Les nouveaux modèles d’attribution du statut de victime ont été publiés ce jour, dans une ordonnance conjointe du Ministre d’Etat et de la Présidence, du Ministre de l’Administration Intérieure et du Ministre de la Justice, et visent à simplifier les procédures.

Selon les informations du cabinet de la ministre Mariana Vieira da Silva, il existe désormais trois statuts : le statut de victime, notamment le statut de victime vulnérable et le statut de victime de violence domestique.

Dans le cas du statut de victime particulièrement vulnérable, s’ajoutent les spécificités des victimes, qui peuvent être le délit de violence domestique, la traite des êtres humains et l’aide à l’immigration illégale ou le terrorisme.

Cependant, un deuxième statut est prévu pour les victimes de violence domestique, accordé dans des situations exceptionnelles par la Commission pour la citoyenneté et l’égalité des genres (CIG).

« On espère que les modèles de statut de victime désormais approuvés (…) permettent aux victimes de mieux comprendre et accéder à leurs droits, et d’être plus responsabilisées et protégées », peut-on lire dans le communiqué, qui ajoute qu’il s’agissait d’un travail des trois domaines du gouvernement avec le bureau du procureur général.

Pour la bonne attribution du statut, les systèmes informatiques des autorités de police et des corps de police judiciaire chargés de ce travail correspondront aux spécificités du délit et au statut auquel la victime a droit et qui correspond à la particularité de l’affaire.

Le bureau du ministre Vieira da Silva souligne que les nouveaux modèles répondent à trois besoins, dès le départ « surmonter le modèle obsolète du document existant » après la modification du Code de procédure pénale de 2015 et la publication du Statut de la victime, également cette année-là.

Il dit que le modèle dépassé « en pratique a parfois conduit à la remise de deux documents contenant des informations supplémentaires, ce qui a provoqué des doutes et de la confusion chez la victime de violence domestique ».

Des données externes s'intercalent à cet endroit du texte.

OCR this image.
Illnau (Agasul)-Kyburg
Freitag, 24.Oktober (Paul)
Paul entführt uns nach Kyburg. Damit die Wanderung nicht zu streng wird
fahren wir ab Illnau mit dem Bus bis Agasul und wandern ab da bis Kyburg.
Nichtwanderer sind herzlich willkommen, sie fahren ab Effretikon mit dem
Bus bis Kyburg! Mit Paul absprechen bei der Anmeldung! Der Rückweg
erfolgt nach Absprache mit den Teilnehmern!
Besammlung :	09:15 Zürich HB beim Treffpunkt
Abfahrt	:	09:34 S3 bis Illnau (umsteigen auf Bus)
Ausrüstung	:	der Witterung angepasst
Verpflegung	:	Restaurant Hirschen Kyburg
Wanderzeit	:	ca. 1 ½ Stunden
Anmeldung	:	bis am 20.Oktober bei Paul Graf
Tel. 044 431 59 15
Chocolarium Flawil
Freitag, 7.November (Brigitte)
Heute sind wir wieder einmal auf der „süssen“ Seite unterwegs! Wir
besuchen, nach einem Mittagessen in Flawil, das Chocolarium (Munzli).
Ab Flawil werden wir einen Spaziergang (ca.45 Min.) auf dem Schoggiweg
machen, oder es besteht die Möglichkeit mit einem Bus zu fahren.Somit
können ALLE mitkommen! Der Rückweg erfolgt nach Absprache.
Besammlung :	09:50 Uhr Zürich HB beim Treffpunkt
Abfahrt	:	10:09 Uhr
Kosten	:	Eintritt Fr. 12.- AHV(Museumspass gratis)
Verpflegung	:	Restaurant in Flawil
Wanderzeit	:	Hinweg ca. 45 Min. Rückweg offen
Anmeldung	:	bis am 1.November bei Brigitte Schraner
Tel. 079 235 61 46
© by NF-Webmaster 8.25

Deuxièmement, les changements visent à « rendre plus clairs, plus simples et plus compréhensibles les documents qui sont délivrés aux victimes, à un moment où elles se trouvent dans une situation de fragilité particulière, incapables, parfois, d’interpréter la complexité du langage juridique et de l’information sur leurs droits ».

« La simplification des contenus et le langage clair de ces modèles visent à faire en sorte que l’information soit comprise et utilisée, en toute autonomie, par les personnes auxquelles elle est destinée. De cette façon, on cherche à ce qu’ils puissent exercer pleinement leurs droits (et devoirs), connaître les prochaines étapes du processus d’accompagnement, et réduire les doutes et les peurs », explique le bureau de Vieira da Silva, ajoutant qu’il s’agit aussi « d’une responsabilisation document pour la victime elle-même ».

Enfin, et spécifiquement en relation avec le modèle de victime spécifiquement vulnérable, des informations spécifiques sont incluses pour les domaines de victimisation qui ont des droits spécifiques, tels que les victimes de la traite des êtres humains, de l’immigration illégale ou du terrorisme.

Mercredi, la ministre Mariana Vieira da Silva, entendue en commission des affaires constitutionnelles, des droits, des libertés et des garanties, dans le cadre d’une audience régimentaire, a déclaré que les nouveaux statuts visent à simplifier les processus et la communication autour des droits des victimes.